Uma celebração da literatura! Para tanto, reunir nomes que veem nos livros todo o amor e toda a riqueza é mais do que essencial. Nomes que construíram suas carreiras sob o mais rígido dos alicerces, o conhecimento. Por isso William Waack, um dos nomes mais respeitados do jornalismo brasileiro, de repertório ímpar e, claro, notória paixão. Com exclusividade para a FAUSTO, o jornalista conta um pouco de sua história, os anos de formação, os clássicos que o impactaram, além de um panorama do Brasil leitor. Hora de preparar o café e conhecer outra face de William Waack. E, claro, sentir o tempo parar, porque é assim quando falamos de literatura.
FAUSTO – O escritor argentino Alberto Manguel tem uma frase que para mim faz muito sentido. Ela diz: “Chegar cedo na vida já é uma perspectiva de vida.” Ela me faz pensar sobre a importância de começar a ler muito cedo e a diferença que isso faz na vida adulta, sei por experiência. Posto isto, o que é ser um leitor no Brasil?
William Waack: Considerando a maioria da população, que tem escassa possibilidade de acesso à informação de qualidade, o que inclui leituras sérias, não temos mais empenho em ler os clássicos. Meus filhos foram alfabetizados na Alemanha, porque fui correspondente em várias cidades da Europa, sobretudo no norte da Europa, e como lá é natural que desde tenra idade as pessoas leiam pelo menos os clássicos do próprio país.
Sim, é absurda a diferença.
No meu caso, quando criança, tive essa oportunidade porque fui aluno de uma instituição de ensino – que hoje não existe mais, foi destruída como parte da ditadura militar contra a esquerdização das escolas – que era o ensino vocacional. Foi uma experiência pedagógica muito avançada para a época. Estou falando da metade dos anos 1960 e começo dos anos 1970. Ou seja, com 10, 11, 12 anos, os alunos eram colocados em contato com os clássicos brasileiros. Clássicos difíceis, como os de Guimarães Rosa. Tínhamos aula de dramaturgia e líamos peças como Os ossos do Barão. Lembro até hoje dessas aulas de teatro. Foi uma experiência muito sólida na minha formação, porque incentivava duas coisas: ler e escrever. Coisa que, hoje, sentimos esse déficit.
Quando atuou como professor, percebia isso?
Fui docente na FAAP durante dez anos, de 2006 a 2016, e percebia como a capacidade de leitura, de absorção dos conteúdos e por consequência a capacidade de escrever – e escrever não é outra coisa do que associação de ideias – era a cada ano um nível pior comparado à turma anterior. Vítimas, coitados, porque não posso colocar a culpa neles; vítimas de uma situação – e não digo sistema –, de um país que foi emburrecendo paulatinamente e esse emburrecimento se nota no fato de que uma imensa parcela da população não tem sequer condições técnicas de absorver conteúdos sofisticados através dos livros e as crianças que passam pelas escolas não são incentivadas a ler. E isso, infelizmente, nessa época de revolução digital só se acentuou.

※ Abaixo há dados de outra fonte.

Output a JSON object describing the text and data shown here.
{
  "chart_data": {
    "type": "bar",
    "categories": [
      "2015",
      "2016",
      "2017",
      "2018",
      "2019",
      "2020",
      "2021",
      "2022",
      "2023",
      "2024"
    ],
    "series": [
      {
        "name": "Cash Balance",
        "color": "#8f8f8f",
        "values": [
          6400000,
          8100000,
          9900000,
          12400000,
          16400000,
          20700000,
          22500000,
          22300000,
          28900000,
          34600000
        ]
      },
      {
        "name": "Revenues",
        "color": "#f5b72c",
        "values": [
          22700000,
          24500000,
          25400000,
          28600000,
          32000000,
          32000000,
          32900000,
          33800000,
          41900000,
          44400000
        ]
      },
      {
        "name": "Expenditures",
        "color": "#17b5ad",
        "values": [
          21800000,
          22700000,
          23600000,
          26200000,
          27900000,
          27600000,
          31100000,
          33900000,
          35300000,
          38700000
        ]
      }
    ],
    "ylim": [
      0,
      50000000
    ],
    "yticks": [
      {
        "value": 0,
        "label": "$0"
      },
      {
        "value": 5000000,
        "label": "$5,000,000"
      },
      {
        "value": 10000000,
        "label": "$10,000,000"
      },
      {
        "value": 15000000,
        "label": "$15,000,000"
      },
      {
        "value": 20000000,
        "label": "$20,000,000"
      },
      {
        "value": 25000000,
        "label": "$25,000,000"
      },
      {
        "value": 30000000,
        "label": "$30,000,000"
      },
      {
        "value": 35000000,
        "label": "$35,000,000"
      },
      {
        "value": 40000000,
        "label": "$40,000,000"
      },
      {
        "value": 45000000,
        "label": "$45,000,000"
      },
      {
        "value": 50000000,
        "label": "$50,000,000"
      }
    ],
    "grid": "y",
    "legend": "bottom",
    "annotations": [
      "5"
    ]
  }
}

Como vê o crescimento do marketing de conteúdo? Essa proliferação de textos na internet que quase sempre não dizem nada de relevante, mas porque “ranqueiam” bem, acabam formando conhecimento.
Não é necessariamente novidade, apenas uso de uma nova técnica. A criação de textos de publicidade e propaganda, que pouco tem a ver com a realidade e sobretudo com a criação de uma ficção – seja em torno de um produto ou de uma pessoa – é tão velha quanto a imprensa. Se pegarmos os debates feitos com pena de ganso, no século XVI, entre os que eram a favor ou contra a Reforma Protestante, veremos que não há grande diferença. A panfletagem – como ideia de propagação de uma imagem muito mais do que propagação de um conteúdo – é tão velha quanto a imprensa.
Mas há diferença.
O que acontece hoje, na revolução da informação através das plataformas digitais, é um caldeirão muito maior, mas como técnica não vejo nada de excepcionalmente novo. O mesmo vale para as fake news.
Em que sentido? Que não é algo novo?
O problema não está na criação e no uso desse tipo de ferramenta – ferramenta essa que obriga a criação de textos que tem como objetivo fortalecer algo que não mantém relação com os fatos. O que acho grave é a perda das referências através das quais as pessoas conseguem julgar o quanto daquilo que elas recebem de conteúdo – seja pela internet, mídias sociais ou o que for – realmente é relevante e faz jus à situação em questão, espelhando parte da realidade; ou, ao contrário, é simplesmente algo que elas nem sequer são mais capazes de diferenciar. Ou seja, se é algo que vale ou não vale.
Sim, com certeza.
É nesse grande contexto que elas estão. Fake news não é uma invenção de mentiras, é a perda de padrão de referência para julgar o que é a veracidade objetiva dos fatos. Não estou dizendo com isso que a produção de conteúdo para ranquear empresas seja fake news, apenas que é uma técnica de marketing e propaganda tão velha quanto o marketing e propaganda.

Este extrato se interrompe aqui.